The production process can be time-consuming and tricky. After harvesting, grapes are dried for up to four months, traditionally on straw mats. This dehydrates the grapes, concentrating both the sugar levels and intensity of flavor. Amarone is then aged in casks for up to seven years as it re-ferments and intensifies further. If aging is arrested, the result is usually a sweeter version called recioto. If not, a dry, powerful, and full-bodied wine is bottled with high levels of alcohol and ripeness. For an introduction to the category at a modest price, look for a ripasso—a wine fermented with leftover Amarone pomace.
In modern times, the holy trinity of Amarone has consisted of Quintarelli, Bertani, and Masi. The late legendary winemaker Giuseppe Quintarelli was the key person who established Amarone as a world-class wine. Today, his estate is run by his grandchildren. Production is tiny (roughly 5,000 cases annually), the wine is very hard to find, and prices are stratospheric—beginning around $300 and reaching $1,000 per bottle in a top vintage.
Bertani was one of the first estates to sell Amarone in this country, beginning in the 1950s. Its approach is extremely traditional, with the wine remaining in cask for a minimum of six years and re-fermenting every spring. Prices hover in the $100 range, even for recent excellent vintages such as 2004 and 2006.
Of the three top estates, Masi presents the most appealing profile for the consumer: Quality is extremely high, prices are reasonable, and the wine is readily available in retail stores as well as online. The Boscaini family purchased its first vineyard in 1772, and has been making wine ever since. Beginning in 1973 it collaborated with the Alighieri family, descendants of the poet Dante, to manage the most celebrated estate in the region.

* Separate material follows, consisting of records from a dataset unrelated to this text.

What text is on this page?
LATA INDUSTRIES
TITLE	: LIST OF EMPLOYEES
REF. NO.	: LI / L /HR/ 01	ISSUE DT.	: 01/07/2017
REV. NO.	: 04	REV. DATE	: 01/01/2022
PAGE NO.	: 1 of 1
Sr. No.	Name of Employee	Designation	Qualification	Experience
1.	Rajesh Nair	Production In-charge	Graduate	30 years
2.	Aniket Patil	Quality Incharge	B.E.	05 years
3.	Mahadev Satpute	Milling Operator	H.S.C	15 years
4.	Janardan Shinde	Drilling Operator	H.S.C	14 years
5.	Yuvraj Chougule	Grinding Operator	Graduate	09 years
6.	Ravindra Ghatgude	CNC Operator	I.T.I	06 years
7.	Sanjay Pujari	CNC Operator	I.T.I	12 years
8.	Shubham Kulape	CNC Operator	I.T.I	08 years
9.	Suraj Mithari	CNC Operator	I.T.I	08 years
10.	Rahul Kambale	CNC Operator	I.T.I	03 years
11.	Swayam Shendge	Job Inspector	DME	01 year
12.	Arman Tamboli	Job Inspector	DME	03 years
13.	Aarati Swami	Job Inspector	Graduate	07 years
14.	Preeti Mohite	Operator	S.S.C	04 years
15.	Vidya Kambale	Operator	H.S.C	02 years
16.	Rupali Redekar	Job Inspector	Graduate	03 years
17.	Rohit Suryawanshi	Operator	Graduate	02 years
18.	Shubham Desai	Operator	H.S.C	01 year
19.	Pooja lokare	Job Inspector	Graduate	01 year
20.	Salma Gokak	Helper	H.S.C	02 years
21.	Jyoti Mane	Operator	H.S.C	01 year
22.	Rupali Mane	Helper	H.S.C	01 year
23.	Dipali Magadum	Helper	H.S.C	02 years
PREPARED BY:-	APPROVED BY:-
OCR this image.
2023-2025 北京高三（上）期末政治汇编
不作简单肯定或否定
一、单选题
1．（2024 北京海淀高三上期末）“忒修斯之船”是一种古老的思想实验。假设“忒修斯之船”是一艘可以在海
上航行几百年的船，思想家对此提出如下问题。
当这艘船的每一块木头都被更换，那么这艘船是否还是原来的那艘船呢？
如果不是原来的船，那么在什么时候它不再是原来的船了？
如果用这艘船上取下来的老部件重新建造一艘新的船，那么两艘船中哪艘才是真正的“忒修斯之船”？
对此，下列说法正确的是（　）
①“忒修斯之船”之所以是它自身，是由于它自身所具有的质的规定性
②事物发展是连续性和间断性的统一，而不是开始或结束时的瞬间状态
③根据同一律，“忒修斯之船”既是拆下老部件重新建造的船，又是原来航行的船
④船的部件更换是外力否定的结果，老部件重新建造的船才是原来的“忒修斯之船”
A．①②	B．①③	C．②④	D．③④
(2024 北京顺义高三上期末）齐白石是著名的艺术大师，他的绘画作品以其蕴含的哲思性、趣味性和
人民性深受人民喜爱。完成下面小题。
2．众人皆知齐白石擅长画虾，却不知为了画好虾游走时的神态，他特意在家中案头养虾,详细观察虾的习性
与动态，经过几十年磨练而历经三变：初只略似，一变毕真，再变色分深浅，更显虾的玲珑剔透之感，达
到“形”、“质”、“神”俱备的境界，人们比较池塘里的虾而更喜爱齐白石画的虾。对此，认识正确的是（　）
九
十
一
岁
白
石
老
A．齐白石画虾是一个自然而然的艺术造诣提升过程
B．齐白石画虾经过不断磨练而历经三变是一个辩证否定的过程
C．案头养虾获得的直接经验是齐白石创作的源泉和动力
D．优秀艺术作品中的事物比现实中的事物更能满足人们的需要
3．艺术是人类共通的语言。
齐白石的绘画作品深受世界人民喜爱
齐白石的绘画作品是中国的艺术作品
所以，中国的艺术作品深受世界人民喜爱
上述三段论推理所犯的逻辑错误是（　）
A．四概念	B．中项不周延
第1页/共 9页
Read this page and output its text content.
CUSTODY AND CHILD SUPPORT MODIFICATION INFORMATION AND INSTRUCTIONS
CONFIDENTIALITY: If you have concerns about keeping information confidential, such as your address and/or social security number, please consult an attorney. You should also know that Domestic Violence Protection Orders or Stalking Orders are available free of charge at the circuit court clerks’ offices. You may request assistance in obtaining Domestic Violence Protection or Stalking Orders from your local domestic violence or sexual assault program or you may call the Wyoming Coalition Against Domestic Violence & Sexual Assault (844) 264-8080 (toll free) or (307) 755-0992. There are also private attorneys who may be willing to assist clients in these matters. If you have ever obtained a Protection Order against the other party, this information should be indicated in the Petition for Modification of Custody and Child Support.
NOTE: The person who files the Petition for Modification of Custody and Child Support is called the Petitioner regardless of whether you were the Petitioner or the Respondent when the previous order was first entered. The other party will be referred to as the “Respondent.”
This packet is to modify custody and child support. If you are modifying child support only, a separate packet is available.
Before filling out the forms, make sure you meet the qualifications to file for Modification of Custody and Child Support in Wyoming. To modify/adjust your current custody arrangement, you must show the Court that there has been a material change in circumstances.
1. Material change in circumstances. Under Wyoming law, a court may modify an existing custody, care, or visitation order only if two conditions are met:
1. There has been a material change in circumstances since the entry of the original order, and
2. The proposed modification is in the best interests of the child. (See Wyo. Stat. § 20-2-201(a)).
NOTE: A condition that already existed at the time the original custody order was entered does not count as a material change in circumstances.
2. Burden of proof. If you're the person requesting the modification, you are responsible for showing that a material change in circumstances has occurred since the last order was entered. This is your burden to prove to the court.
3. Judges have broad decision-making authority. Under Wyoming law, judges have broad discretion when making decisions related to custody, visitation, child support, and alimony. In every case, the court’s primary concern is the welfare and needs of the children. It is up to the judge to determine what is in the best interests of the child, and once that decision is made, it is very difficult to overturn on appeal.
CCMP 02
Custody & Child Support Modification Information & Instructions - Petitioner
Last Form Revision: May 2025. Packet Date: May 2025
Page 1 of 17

I recently revisited a trio of Masi Amarone and found each to be exceptional in its own way. The workhorse of the portfolio is Costasera, made from four selected vineyard sites overlooking Lake Garda. The nose of the 2010 ($50) reveals scents of savory herbs, anise, and mint; flavors of spiced plums and black cherries linger on the palate, along with an herbal edge on the finish. The 2008 Costasera Riserva ($70) offers whiffs of mushrooms, minerals, and black fruits on the nose. In the mouth, it is even more seamless and balanced than the regular bottling, filled with flavors of plums and blackberries—an absolute pleasure to drink. The Serego Alighieri Vaio Armaron 2007 ($75) is the most forceful of the three. Aromas of black plums, prunes, and walnuts soar from the glass. The wine is full-bodied and edgy, filled with pepper-tinged flavors of ripe black fruits and underlined with good acidity.
Food pairings: Since Amarone is a powerful red from the northern region of italy, look to the local dishes for the perfect entrée match; think slow-roasted meats, stews, and wild game. It also makes the perfect accompaniment to a platter of strong cheeses to conclude a meal.